The latest nightly releases of Mojo (and our next stable release) include initial support for a new accelerator architecture: Apple Silicon GPUs!
We know that one of the biggest barriers to programming GPUs is access to hardware. It’s our hope that by making it possible to use Mojo to develop for a GPU present in every modern Mac, we can further democratize developing GPU-accelerated algorithms and AI models. This should also enable new paths of local-to-cloud development for AI models and more.
To get started, you need to have an Apple Silicon Mac (we support all M1 - M4 series chips) running macOS 15 or newer, with Xcode 16 or newer installed.

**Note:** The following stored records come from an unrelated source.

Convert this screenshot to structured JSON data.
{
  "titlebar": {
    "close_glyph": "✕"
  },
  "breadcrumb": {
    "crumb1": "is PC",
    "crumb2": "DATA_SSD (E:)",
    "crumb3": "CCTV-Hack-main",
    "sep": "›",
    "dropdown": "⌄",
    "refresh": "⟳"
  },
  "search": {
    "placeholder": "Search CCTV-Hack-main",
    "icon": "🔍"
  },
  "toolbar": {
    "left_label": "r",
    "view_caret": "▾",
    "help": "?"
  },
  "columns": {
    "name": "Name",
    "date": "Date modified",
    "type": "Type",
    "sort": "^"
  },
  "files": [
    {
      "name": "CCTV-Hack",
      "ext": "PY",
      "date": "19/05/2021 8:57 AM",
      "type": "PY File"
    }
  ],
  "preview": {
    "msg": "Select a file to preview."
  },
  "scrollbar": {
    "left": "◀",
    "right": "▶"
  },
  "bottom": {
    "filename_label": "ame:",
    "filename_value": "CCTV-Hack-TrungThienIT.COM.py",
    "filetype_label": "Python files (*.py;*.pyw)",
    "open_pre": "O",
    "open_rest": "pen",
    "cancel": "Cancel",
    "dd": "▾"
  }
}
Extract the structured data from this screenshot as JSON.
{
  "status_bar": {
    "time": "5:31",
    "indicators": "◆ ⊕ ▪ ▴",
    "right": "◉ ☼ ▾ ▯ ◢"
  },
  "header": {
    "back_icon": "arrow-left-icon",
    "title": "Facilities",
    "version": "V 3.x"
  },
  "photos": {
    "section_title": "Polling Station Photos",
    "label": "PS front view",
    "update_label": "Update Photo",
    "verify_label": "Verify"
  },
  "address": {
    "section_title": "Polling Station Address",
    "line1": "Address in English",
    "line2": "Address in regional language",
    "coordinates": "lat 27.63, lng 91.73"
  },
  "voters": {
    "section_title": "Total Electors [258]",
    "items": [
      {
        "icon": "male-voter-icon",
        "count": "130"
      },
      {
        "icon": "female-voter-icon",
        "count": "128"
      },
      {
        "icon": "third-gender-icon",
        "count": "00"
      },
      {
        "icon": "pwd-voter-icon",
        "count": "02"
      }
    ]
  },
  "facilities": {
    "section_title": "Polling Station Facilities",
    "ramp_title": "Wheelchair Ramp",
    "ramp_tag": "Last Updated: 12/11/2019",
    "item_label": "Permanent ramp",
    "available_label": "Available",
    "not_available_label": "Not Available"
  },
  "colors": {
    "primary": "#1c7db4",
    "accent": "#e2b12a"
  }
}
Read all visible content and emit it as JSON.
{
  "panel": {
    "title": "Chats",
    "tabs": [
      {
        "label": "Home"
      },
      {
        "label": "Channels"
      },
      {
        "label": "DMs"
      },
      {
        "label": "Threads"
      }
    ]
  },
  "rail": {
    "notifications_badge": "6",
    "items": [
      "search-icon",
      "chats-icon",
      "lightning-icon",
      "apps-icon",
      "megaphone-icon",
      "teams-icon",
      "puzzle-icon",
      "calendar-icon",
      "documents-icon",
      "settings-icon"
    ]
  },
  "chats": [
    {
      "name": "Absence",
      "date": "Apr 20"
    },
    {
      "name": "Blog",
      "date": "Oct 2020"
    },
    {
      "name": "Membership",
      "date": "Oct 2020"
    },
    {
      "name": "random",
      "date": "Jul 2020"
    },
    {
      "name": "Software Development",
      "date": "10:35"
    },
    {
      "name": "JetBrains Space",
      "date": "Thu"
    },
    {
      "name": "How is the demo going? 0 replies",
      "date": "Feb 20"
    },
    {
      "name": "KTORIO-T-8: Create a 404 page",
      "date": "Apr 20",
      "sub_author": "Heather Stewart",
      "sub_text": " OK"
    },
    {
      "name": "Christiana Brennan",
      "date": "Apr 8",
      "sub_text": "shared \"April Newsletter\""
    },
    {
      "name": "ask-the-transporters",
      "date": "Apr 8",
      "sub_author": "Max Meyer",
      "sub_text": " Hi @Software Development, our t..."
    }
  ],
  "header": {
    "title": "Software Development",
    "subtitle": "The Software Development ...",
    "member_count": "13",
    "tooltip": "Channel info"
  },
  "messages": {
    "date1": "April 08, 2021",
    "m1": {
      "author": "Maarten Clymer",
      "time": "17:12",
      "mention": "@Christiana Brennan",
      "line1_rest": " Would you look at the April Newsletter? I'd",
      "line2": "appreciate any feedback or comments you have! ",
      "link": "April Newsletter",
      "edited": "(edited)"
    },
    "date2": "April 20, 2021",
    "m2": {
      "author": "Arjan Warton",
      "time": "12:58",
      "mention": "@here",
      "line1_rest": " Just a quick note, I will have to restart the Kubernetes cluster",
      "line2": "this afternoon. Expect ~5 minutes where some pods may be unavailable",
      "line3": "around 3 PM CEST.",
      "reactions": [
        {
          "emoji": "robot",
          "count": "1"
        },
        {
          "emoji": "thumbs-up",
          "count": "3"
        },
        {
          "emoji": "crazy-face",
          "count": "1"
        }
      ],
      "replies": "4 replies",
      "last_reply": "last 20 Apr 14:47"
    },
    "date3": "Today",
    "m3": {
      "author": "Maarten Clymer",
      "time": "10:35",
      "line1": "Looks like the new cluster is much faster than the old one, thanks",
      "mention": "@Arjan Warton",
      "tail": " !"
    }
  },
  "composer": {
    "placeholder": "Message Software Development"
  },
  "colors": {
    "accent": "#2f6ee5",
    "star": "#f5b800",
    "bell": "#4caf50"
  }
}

The version of the Metal Shading Language we use (3.2, AIR bitcode version 2.7.0) needs the macOS 15 SDK, and you’ll get an error about incompatible bitcode versions if you run on an older macOS or use an older version of Xcode that doesn’t have the macOS 15 SDK.
You can clone our modular repository and try out one of our GPU function examples in the examples/mojo/gpu-functions directory. All but the reduction.mojo example should work on Apple Silicon GPUs today in the latest nightlies. Additionally, puzzles 1-15 of the Mojo GPU puzzles should now work on Apple Silicon GPUs with the latest nightly. We haven’t yet updated the Pixi environment for the GPU puzzles to add Apple Silicon support, so for now you may need to run the Mojo code manually from another environment.
Current capabilities
This is just the beginning of our support for Apple Silicon GPUs, and many pieces of functionality still need to be built out. Known features that don’t work today include:
Intrinsics for many hardware capabilities Not all Mojo GPU examples work, such as reduction.mojo and the more complex matrix multiplication examples GPU puzzles 16 and above need more advanced hardware features
Basic MAX graphs
MAX custom ops
PyTorch interoperability
Running AI models
Serving AI models
I’ll emphasize that even simple MAX graphs, and by extension AI models, don’t yet run on Apple Silicon GPUs. In our Python APIs, accelerator_count() will still return 0 until we have basic MAX graph support enabled. Hopefully, that won’t be long.
Next steps
We’ve identified many of the technical blockers to progressively enable the above. The current list of what we plan to work on includes:
Handle MAX_THREADS_PER_BLOCK_METADATA and similar aliases
and similar aliases Support GridDim , lane_id
, Enable async_copy_*
Convert arguments of an array type to a pointer type
Support bfloat16 on ARM devices
on ARM devices Support SubBuffer
Enable atomic operations
Complete implementation of MetalDeviceContext::synchronize
Enable captured arguments
Support print and debug_assert
I apologize for some of the cryptic error messages you may get when hitting a piece of missing functionality, or encountering a system configuration we aren’t yet compatible with. We hope to improve the messaging over time, and to provide better guides for debugging failures.
How this works
To learn more about how Mojo code is compiled to target Apple Silicon GPUs, check out Amir Nassereldine’s detailed technical presentation from our recent Modular Community Meeting. He did amazing work in establishing the fundamentals during his summer internship, and we are now building on that to advance Mojo on this new architecture.
In brief, a multi-step process is used to compile and run Mojo code on an Apple Silicon GPU. First, we compile Mojo GPU functions to Apple Intermediate Representation (AIR) bitcode. This is done through lowering to LLVM IR, and then specifically converting to Metal-compatible AIR.
Mojo handles interactions with an accelerator through the DeviceContext type. In the case of Apple Silicon GPUs, we’ve specialized this into a MetalDeviceContext that handles the next stages in compilation and execution.
The MetalDeviceContext uses the Metal-cpp API to compile the AIR representation into a .metallib for execution on device. Once the .metallib is ready, the MetalDeviceContext manages a Metal CommandQueue , and buffers operations for moving data, running a GPU function, and more. All of this happens behind-the-scenes and a Mojo developer doesn’t need to worry about any of it.
Code that you’ve written to run on an NVIDIA or AMD GPUs should mostly just work on an Apple Silicon GPU, assuming no device-specific features were being used. Obviously, different patterns will be required to get the most performance out of each GPU, and we’re excited to explore this new optimization space on Apple Silicon GPUs with you.
Just the beginning
While we’d love help in bringing up Apple Silicon GPU support, some of the infrastructure for introducing support for new AIR intrinsics and compiling them to a .metallib currently requires Modular developers for implementation. We’ll get more of the basics in place before work moves primarily to the open-source standard library and kernels, at which point community members will be able to do a lot more to advance compatibility. Contributions are always welcome, but we don’t want you to hit missing non-public components and get frustrated by being unable to move forward.
We’ll share much more documentation and content on how to work with and optimize for this new hardware family, but we’re extremely excited about even these first few steps onto Apple Silicon GPUs. I’ll to try to keep this post up to date as we expand functionality.